La salle de classe...

20 Novembre 2016 , Rédigé par christophe Publié dans #Education, #Pédagogie

La salle de classe...

La salle de classe...

Après trente-trois années de bons et loyaux services, j' éprouve toujours un petit pincement, quelque chose d' indéfinissable avant d'entrer dans ma salle de classe. Je dis "ma" car je fais partie de ces professeurs bénéficiant du privilège, un peu stupide mais oh combien utile, de disposer d'une salle unique et permanente pour tous mes cours. Privilège de l'ancienneté sans doute...

On ne sait JAMAIS ce qui va se passer vraiment dans cette salle de classe. Les seuls éléments dont on soit sûr est qu'on trouvera le tableau, les tables et les chaises sagement rangées, l'armoire toujours à sa place et les volets roulants à ouvrir chaque matin puis à ne surtout pas oublier de redescendre le soir au risque de se faire sévèrement réprimander par le personnel de service, ce magnifique personnel de service dont on ne dira jamais assez l' importance, le bureau et l'ordinateur incontournable désormais, le rétroprojecteur fixé au plafond, cyclope inquiétant scrutant vos faits et gestes ! Quant au reste, c'est à dire le cours, la séance, l'heure que vous passez avec vos élèves, alors là vous ne savez rien, n'êtes certain de rien et cela vaut bien mieux !

J'ai TOUJOURS douté avant une séance et je douterai jusqu' à la dernière. Ces quatre murs qui nous enferment, vingt-cinq à trente élèves et un adulte embarqués dans un voyage  dont on connaît le point de départ, dont on a fixé le point d' arrivée par les objectifs à atteindre, ces quatre murs donc vous obligent à saisir l'espace, à l'occuper et surtout à le rendre vivant, jusqu'à presque palper physiquement le patient cheminement vers ce mystère, DANS ce mystère, renouvelé qu' est la compréhension. Comprendre pour que tombent les murs de l'ignorance, pour que soient satisfaites les curiosités des élèves, pour que vos doutes un à un tombent jusqu' à la sonnerie libératrice pour chacun.

« Monsieur, pourquoi vous laissez la porte de votre classe ouverte quand vous faites cours ? »
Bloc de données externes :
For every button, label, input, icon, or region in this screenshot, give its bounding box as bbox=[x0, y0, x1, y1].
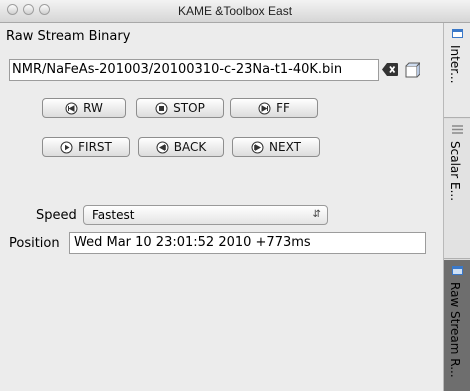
back-button[interactable]: BACK bbox=[138, 137, 224, 157]
stream-icon bbox=[452, 266, 463, 275]
raw-stream-panel: Raw Stream Binary NMR/NaFeAs-201003/2010… bbox=[0, 23, 444, 391]
clear-path-icon[interactable] bbox=[382, 63, 398, 76]
play-icon bbox=[60, 141, 73, 153]
window-titlebar: KAME &Toolbox East bbox=[0, 0, 470, 23]
doc-icon bbox=[452, 29, 463, 38]
rw-button[interactable]: RW bbox=[42, 98, 126, 118]
position-input[interactable]: Wed Mar 10 23:01:52 2010 +773ms bbox=[69, 232, 426, 254]
first-label: FIRST bbox=[78, 140, 112, 154]
speed-select[interactable]: Fastest ⇵ bbox=[83, 205, 328, 225]
step-forward-icon bbox=[251, 141, 264, 153]
ff-button[interactable]: FF bbox=[230, 98, 318, 118]
stop-label: STOP bbox=[173, 101, 205, 115]
tab-raw-stream-label: Raw Stream R... bbox=[448, 282, 462, 378]
file-path-input[interactable]: NMR/NaFeAs-201003/20100310-c-23Na-t1-40K… bbox=[9, 59, 379, 81]
panel-title: Raw Stream Binary bbox=[6, 29, 131, 44]
back-label: BACK bbox=[173, 140, 207, 154]
speed-value: Fastest bbox=[92, 208, 135, 222]
next-label: NEXT bbox=[269, 140, 301, 154]
list-icon bbox=[452, 125, 463, 134]
fast-forward-icon bbox=[258, 102, 271, 114]
select-arrows-icon: ⇵ bbox=[312, 209, 321, 220]
step-back-icon bbox=[156, 141, 169, 153]
position-label: Position bbox=[9, 236, 60, 251]
ff-label: FF bbox=[276, 101, 290, 115]
tab-raw-stream[interactable]: Raw Stream R... bbox=[444, 260, 470, 391]
rw-label: RW bbox=[83, 101, 103, 115]
next-button[interactable]: NEXT bbox=[232, 137, 320, 157]
tab-inter[interactable]: Inter... bbox=[444, 23, 470, 118]
speed-label: Speed bbox=[36, 208, 77, 223]
first-button[interactable]: FIRST bbox=[42, 137, 130, 157]
dock-sidebar: Inter... Scalar E... Raw Stream R... bbox=[444, 23, 470, 391]
open-file-icon[interactable] bbox=[404, 61, 422, 78]
rewind-icon bbox=[65, 102, 78, 114]
stop-icon bbox=[155, 102, 168, 114]
window-title: KAME &Toolbox East bbox=[177, 4, 293, 18]
tab-scalar[interactable]: Scalar E... bbox=[444, 119, 470, 259]
stop-button[interactable]: STOP bbox=[136, 98, 224, 118]
tab-scalar-label: Scalar E... bbox=[448, 141, 462, 202]
tab-inter-label: Inter... bbox=[448, 45, 462, 84]
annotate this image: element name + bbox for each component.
C' est vrai Stéphanie, ma salle reste ouverte sur le couloir. Ma légère claustrophobie y est pour quelque chose, mais pas seulement. Il y a du symbole dans cette démarche. Il vaut ce qu'il vaut et je n' en fais nullement un exemple à suivre. Mais cette porte ouverte, c'est une manière de dire aux élèves : vous n'êtes pas enfermés, NOUS ne sommes pas enfermés. La connaissance, le savoir, la découverte, le questionnement, le débat, le travail, la réflexion, la recherche individuelle et collective, bref notre quotidien commun sont OUVERTS sur la vie, sur l'extérieur. Et ils sont autant de clefs qui, je l'espère et avec l'apport de mes collègues, vous permettront d'ouvrir d' autres portes un jour.

Ce que Stéphanie ne sait pas, c'est que j' ai également eu l'insigne honneur de choisir ma salle. Et j'aime cette salle dont les fenêtres donnent sur un paysage de champs, de prés verts et de bosquets couvrant les collines normandes dévalant l'horizon. Un paysage de carte postale, mais un paysage vivant, changeant avec les saisons.

Parfois, quand je sens mes Stéphanie et autres Pierre un peu dissipés - je ne suis pas infaillible - j'arrête ma séance et nous nous posons ensemble:

« Regardez dehors, ouvrez une fenêtre et respirez un grand coup. »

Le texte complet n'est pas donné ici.